Crit\`eres d'irr\'eductibilit\'e pour les repr\'esentations des courbes elliptiques

TL;DR

This paper investigates the primes for which an elliptic curve over a number field admits a $p$-isogeny, providing explicit criteria and an algorithm to determine the finite exceptional set when the curve lacks complex multiplication.

Contribution

It establishes explicit bounds and criteria for the exceptional primes of elliptic curves over number fields, improving computational methods for identifying these primes.

Findings

The exceptional set of primes is contained within divisors of an explicit list of integers.

An efficient algorithm is provided for computing the exceptional set in the non-CM case.

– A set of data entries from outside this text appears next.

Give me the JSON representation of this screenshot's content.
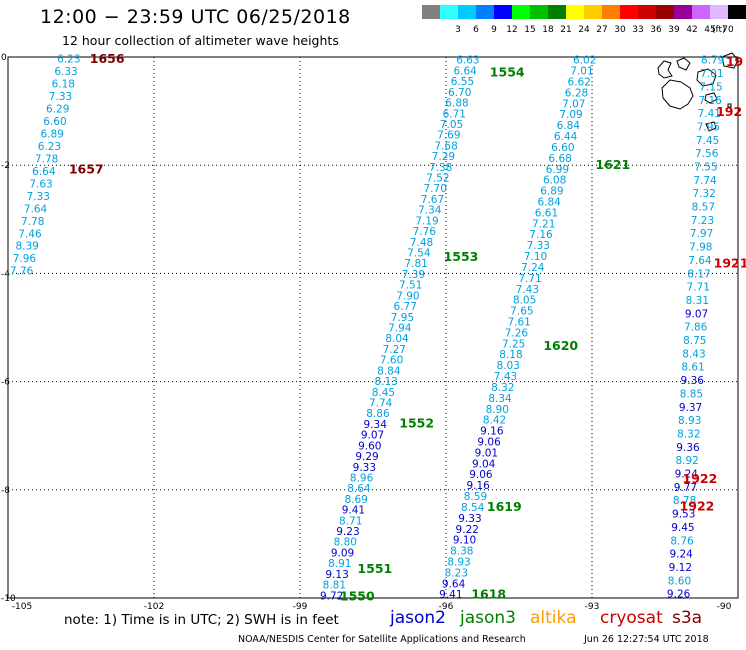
{
  "header": {
    "title": "12:00 − 23:59 UTC 06/25/2018",
    "subtitle": "12 hour collection of altimeter wave heights"
  },
  "colorbar": {
    "unit": "(ft)",
    "levels": [
      {
        "label": "",
        "color": "#808080"
      },
      {
        "label": "3",
        "color": "#33ffff"
      },
      {
        "label": "6",
        "color": "#00ccff"
      },
      {
        "label": "9",
        "color": "#0080ff"
      },
      {
        "label": "12",
        "color": "#0000ff"
      },
      {
        "label": "15",
        "color": "#00ff00"
      },
      {
        "label": "18",
        "color": "#00c000"
      },
      {
        "label": "21",
        "color": "#008000"
      },
      {
        "label": "24",
        "color": "#ffff00"
      },
      {
        "label": "27",
        "color": "#ffcc00"
      },
      {
        "label": "30",
        "color": "#ff8000"
      },
      {
        "label": "33",
        "color": "#ff0000"
      },
      {
        "label": "36",
        "color": "#cc0000"
      },
      {
        "label": "39",
        "color": "#990000"
      },
      {
        "label": "42",
        "color": "#990099"
      },
      {
        "label": "45",
        "color": "#cc66ff"
      },
      {
        "label": "70",
        "color": "#e0b8ff"
      },
      {
        "label": "",
        "color": "#000000"
      }
    ]
  },
  "axes": {
    "x_ticks": [
      {
        "lon": -105,
        "label": "-105"
      },
      {
        "lon": -102,
        "label": "-102"
      },
      {
        "lon": -99,
        "label": "-99"
      },
      {
        "lon": -96,
        "label": "-96"
      },
      {
        "lon": -93,
        "label": "-93"
      },
      {
        "lon": -90,
        "label": "-90"
      }
    ],
    "y_ticks": [
      {
        "lat": 0,
        "label": "0"
      },
      {
        "lat": -2,
        "label": "-2"
      },
      {
        "lat": -4,
        "label": "-4"
      },
      {
        "lat": -6,
        "label": "-6"
      },
      {
        "lat": -8,
        "label": "-8"
      },
      {
        "lat": -10,
        "label": "-10"
      }
    ],
    "lon_range": [
      -105,
      -90
    ],
    "lat_range": [
      -10,
      0
    ]
  },
  "colors": {
    "jason2": "#0000cc",
    "jason3": "#008000",
    "altika": "#ff9900",
    "cryosat": "#cc0000",
    "s3a": "#800000",
    "swh_low": "#00a0e0",
    "swh_high": "#0000cc",
    "grid": "#000000"
  },
  "footer": {
    "note": "note:  1) Time is in UTC; 2) SWH is in feet",
    "satellites": [
      {
        "name": "jason2",
        "color": "#0000cc"
      },
      {
        "name": "jason3",
        "color": "#008000"
      },
      {
        "name": "altika",
        "color": "#ff9900"
      },
      {
        "name": "cryosat",
        "color": "#cc0000"
      },
      {
        "name": "s3a",
        "color": "#800000"
      }
    ],
    "credit": "NOAA/NESDIS Center for Satellite Applications and Research",
    "timestamp": "Jun 26 12:27:54 UTC 2018"
  },
  "map": {
    "time_labels": [
      {
        "text": "1656",
        "lon": -103.32,
        "lat": -0.02,
        "color": "#800000"
      },
      {
        "text": "1657",
        "lon": -103.75,
        "lat": -2.06,
        "color": "#800000"
      },
      {
        "text": "1554",
        "lon": -95.1,
        "lat": -0.27,
        "color": "#008000"
      },
      {
        "text": "1553",
        "lon": -96.05,
        "lat": -3.68,
        "color": "#008000"
      },
      {
        "text": "1552",
        "lon": -96.96,
        "lat": -6.76,
        "color": "#008000"
      },
      {
        "text": "1551",
        "lon": -97.82,
        "lat": -9.45,
        "color": "#008000"
      },
      {
        "text": "1550",
        "lon": -98.18,
        "lat": -9.95,
        "color": "#008000"
      },
      {
        "text": "1621",
        "lon": -92.93,
        "lat": -1.98,
        "color": "#008000"
      },
      {
        "text": "1620",
        "lon": -94.0,
        "lat": -5.32,
        "color": "#008000"
      },
      {
        "text": "1619",
        "lon": -95.16,
        "lat": -8.3,
        "color": "#008000"
      },
      {
        "text": "1618",
        "lon": -95.48,
        "lat": -9.92,
        "color": "#008000"
      },
      {
        "text": "19",
        "lon": -90.25,
        "lat": -0.07,
        "color": "#cc0000"
      },
      {
        "text": "192",
        "lon": -90.45,
        "lat": -1.0,
        "color": "#cc0000"
      },
      {
        "text": "1921",
        "lon": -90.5,
        "lat": -3.8,
        "color": "#cc0000"
      },
      {
        "text": "1922",
        "lon": -91.14,
        "lat": -7.78,
        "color": "#cc0000"
      },
      {
        "text": "1922",
        "lon": -91.2,
        "lat": -8.29,
        "color": "#cc0000"
      }
    ],
    "tracks": [
      {
        "name": "track-1656",
        "start": [
          -103.75,
          -0.03
        ],
        "end": [
          -104.72,
          -3.95
        ],
        "values": [
          "6.23",
          "6.33",
          "6.18",
          "7.33",
          "6.29",
          "6.60",
          "6.89",
          "6.23",
          "7.78",
          "6.64",
          "7.63",
          "7.33",
          "7.64",
          "7.78",
          "7.46",
          "8.39",
          "7.96",
          "7.76"
        ]
      },
      {
        "name": "track-1554",
        "start": [
          -95.55,
          -0.05
        ],
        "end": [
          -98.35,
          -9.95
        ],
        "values": [
          "6.63",
          "6.64",
          "6.55",
          "6.70",
          "6.88",
          "6.71",
          "7.05",
          "7.69",
          "7.68",
          "7.29",
          "7.38",
          "7.52",
          "7.70",
          "7.67",
          "7.34",
          "7.19",
          "7.76",
          "7.48",
          "7.54",
          "7.81",
          "7.39",
          "7.51",
          "7.90",
          "6.77",
          "7.95",
          "7.94",
          "8.04",
          "7.27",
          "7.60",
          "8.84",
          "8.13",
          "8.45",
          "7.74",
          "8.86",
          "9.34",
          "9.07",
          "9.60",
          "9.29",
          "9.33",
          "8.96",
          "8.64",
          "8.69",
          "9.41",
          "8.71",
          "9.23",
          "8.80",
          "9.09",
          "8.91",
          "9.13",
          "8.81",
          "9.72"
        ]
      },
      {
        "name": "track-1621",
        "start": [
          -93.15,
          -0.05
        ],
        "end": [
          -95.9,
          -9.93
        ],
        "values": [
          "6.02",
          "7.01",
          "6.62",
          "6.28",
          "7.07",
          "7.09",
          "6.84",
          "6.44",
          "6.60",
          "6.68",
          "6.99",
          "6.08",
          "6.89",
          "6.84",
          "6.61",
          "7.21",
          "7.16",
          "7.33",
          "7.10",
          "7.24",
          "7.71",
          "7.43",
          "8.05",
          "7.65",
          "7.61",
          "7.26",
          "7.25",
          "8.18",
          "8.03",
          "7.43",
          "8.32",
          "8.34",
          "8.90",
          "8.42",
          "9.16",
          "9.06",
          "9.01",
          "9.04",
          "9.06",
          "9.16",
          "8.59",
          "8.54",
          "9.33",
          "9.22",
          "9.10",
          "8.38",
          "8.93",
          "8.23",
          "9.64",
          "9.41"
        ]
      },
      {
        "name": "track-1921",
        "start": [
          -90.52,
          -0.05
        ],
        "end": [
          -91.22,
          -9.92
        ],
        "values": [
          "8.79",
          "7.01",
          "7.15",
          "7.16",
          "7.41",
          "7.95",
          "7.45",
          "7.56",
          "7.55",
          "7.74",
          "7.32",
          "8.57",
          "7.23",
          "7.97",
          "7.98",
          "7.64",
          "8.17",
          "7.71",
          "8.31",
          "9.07",
          "7.86",
          "8.75",
          "8.43",
          "8.61",
          "9.36",
          "8.85",
          "9.37",
          "8.93",
          "8.32",
          "9.36",
          "8.92",
          "9.24",
          "9.77",
          "8.78",
          "9.53",
          "9.45",
          "8.76",
          "9.24",
          "9.12",
          "8.60",
          "9.26"
        ]
      }
    ]
  }
}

Numerical examples illustrate the practical application of the criteria.

Abstract

Let $E$ be an elliptic curve defined over a number field $K$. We say that a prime number $p$ is exceptional for $(E,K)$ if $E$ admits a $p$-isogeny defined over $K$. The so-called exceptional set of all such prime numbers is finite if and only if $E$ does not have complex multiplication over K. In this paper, we prove that the exceptional set is included in the set of prime divisors of an explicit list of integers (depending on $E$ and $K$), whose infinitely many of them are non-zero. It provides an efficient algorithm for computing it in the finite case. Other less general but rather useful criteria are given, as well as several numerical examples.